The idea that somehow not getting what you want while being fed the possibility of success has been ingrained in me since I was young. Being a female, we hear things like, “play hard to get” “don’t respond too quickly to his messages” “be unavailable.”  Women are socialized to believe that men “love the chase” and get bored easily. That it is our responsibility to keep things exciting for them or they will lose interest. For the longest time, I was duped by this belief and thought that it was a one way-street, until my late twenties when I realized I had much to learn.

I had been a serial monogamist for majority of my adult life. I feared being alone and equated my worth to being validated by a man. I tended to put relationships on fast forward as well. I had lived with quite a few men after only knowing them for a few months. Not surprisingly, most ended disastrously. But I was too scared to be alone, for fear of being lonely and validating my insecurity that I wasn’t good enough.  When I turned twenty-nine, I decided to end the cycle by consciously being single. Then a few months after my thirtieth birthday, I met a man that would change my perspective of what a relationship is supposed to look like.

He was my age and was my opposite as far as his childhood experiences and financial background. But there was something about him that I couldn’t walk away from. Our difference in helped us to experience growth and new perspectives.  But it was our common, core, qualities that I found comforting such as articulate, intelligent, attractive and much more. We started dating a few weeks after we met and in my usual way, the relationship was on full throttle. We saw each other almost every day, talked constantly, which resulted in us fighting horribly. We fought not because we disliked each other; on the contrary, we fought because we liked each other too much. We were suffocating one another. To regain balance, we broke up every so often only to get back together.

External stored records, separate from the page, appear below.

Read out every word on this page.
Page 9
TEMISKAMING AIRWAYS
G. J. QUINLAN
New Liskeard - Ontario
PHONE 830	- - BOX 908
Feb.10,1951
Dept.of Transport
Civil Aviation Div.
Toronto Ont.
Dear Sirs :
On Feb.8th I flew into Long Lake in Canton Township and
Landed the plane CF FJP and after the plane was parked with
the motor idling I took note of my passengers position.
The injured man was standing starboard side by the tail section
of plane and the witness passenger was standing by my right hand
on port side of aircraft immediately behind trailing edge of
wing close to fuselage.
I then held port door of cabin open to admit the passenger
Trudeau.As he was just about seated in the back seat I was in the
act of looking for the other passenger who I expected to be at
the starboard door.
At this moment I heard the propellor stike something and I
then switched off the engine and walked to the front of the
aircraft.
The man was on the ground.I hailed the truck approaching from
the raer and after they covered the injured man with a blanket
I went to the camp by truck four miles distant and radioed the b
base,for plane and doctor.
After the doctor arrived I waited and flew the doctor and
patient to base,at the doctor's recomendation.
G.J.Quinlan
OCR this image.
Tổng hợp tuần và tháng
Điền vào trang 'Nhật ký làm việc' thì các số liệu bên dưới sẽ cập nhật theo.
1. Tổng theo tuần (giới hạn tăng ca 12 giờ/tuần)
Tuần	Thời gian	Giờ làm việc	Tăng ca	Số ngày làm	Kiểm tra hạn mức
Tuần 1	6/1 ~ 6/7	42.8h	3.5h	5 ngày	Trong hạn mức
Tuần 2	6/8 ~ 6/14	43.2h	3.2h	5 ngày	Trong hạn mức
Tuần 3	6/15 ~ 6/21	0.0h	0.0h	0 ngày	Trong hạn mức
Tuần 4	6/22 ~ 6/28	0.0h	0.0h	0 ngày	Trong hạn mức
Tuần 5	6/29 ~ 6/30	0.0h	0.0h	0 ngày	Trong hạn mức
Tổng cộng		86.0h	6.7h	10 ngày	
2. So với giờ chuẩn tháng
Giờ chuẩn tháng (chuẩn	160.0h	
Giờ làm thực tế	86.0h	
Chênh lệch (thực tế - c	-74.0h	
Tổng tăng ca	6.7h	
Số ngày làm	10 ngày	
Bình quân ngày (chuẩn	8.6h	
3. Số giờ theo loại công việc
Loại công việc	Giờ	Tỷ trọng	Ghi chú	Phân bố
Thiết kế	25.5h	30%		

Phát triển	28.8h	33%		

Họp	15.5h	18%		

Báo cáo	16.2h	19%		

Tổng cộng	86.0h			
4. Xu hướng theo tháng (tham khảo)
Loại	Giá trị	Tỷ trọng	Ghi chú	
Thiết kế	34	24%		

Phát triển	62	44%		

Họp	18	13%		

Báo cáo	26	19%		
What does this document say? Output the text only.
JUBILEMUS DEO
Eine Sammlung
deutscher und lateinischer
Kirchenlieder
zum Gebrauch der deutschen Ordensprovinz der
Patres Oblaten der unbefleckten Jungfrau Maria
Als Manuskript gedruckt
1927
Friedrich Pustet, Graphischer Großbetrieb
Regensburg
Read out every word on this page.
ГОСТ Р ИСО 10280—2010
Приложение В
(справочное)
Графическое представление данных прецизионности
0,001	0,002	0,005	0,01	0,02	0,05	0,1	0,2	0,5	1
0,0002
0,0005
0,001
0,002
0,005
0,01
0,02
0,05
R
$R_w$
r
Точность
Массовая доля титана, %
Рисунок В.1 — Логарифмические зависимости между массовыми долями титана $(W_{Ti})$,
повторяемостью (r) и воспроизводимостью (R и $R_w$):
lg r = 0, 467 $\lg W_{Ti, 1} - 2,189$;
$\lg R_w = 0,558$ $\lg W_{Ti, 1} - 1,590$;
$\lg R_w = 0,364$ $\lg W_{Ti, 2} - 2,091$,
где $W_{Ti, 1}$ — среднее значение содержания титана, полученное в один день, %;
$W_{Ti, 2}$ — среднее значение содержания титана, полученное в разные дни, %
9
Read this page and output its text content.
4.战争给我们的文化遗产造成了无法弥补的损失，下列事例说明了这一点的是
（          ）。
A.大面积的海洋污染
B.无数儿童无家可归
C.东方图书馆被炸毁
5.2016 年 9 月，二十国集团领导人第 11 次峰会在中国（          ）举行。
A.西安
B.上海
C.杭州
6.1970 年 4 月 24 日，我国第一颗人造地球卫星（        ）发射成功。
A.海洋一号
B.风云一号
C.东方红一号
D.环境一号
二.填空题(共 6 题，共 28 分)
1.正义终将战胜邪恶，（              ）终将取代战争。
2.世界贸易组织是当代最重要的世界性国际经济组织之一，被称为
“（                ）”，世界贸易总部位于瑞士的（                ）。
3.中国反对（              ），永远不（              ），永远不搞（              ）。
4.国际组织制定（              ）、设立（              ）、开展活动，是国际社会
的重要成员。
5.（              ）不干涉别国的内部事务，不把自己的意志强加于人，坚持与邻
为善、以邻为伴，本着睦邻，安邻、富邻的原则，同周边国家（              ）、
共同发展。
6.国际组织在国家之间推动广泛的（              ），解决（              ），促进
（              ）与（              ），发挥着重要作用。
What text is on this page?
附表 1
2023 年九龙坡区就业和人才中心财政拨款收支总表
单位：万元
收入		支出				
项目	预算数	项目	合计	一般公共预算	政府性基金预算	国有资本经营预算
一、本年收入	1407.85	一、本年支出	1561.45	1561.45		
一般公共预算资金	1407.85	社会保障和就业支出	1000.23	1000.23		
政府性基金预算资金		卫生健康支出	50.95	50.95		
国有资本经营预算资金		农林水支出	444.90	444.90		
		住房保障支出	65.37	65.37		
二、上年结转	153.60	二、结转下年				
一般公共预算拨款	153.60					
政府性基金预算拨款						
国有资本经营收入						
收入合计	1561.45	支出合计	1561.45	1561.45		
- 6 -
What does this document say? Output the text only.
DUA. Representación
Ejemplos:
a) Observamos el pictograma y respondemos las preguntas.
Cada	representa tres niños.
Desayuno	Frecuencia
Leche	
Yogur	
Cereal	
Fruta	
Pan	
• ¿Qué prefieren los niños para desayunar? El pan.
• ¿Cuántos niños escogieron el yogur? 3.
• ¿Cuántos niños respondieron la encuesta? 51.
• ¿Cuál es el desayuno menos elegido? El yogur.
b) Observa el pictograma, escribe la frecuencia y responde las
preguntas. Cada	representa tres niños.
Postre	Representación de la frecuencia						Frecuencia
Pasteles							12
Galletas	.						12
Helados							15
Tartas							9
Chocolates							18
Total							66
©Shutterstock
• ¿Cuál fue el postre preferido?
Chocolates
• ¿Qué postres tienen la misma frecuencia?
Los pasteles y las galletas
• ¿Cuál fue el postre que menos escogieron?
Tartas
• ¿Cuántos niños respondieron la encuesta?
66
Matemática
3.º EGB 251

Eventually, we realized that we function better when we see less of each other. Over five years, our time spent together fluctuated. We began with seeing each other once or twice a week, which stretched to once a month. Later, once a month became periods where we didn’t communicate for several weeks at a time. It was the many times apart that I gained new perspectives.  It was the space between that helped me to learn the following:

  1. The chase goes both ways.

It’s not just men who enjoy the “chase.” I too enjoy the thrill and pleasure of ambiguity. I like not knowing where he is at all times. I like that he isn’t available every time that I call. It keeps me wondering and the relationship new.

  1. Fresh and exciting

Even after five years, I still get butterflies when I see him because I don’t take it for granted. I appreciate the time spent that much more knowing that it’s not going to happen again for at least a few days.  Because we don’t have a schedule, I cherish the moments shared.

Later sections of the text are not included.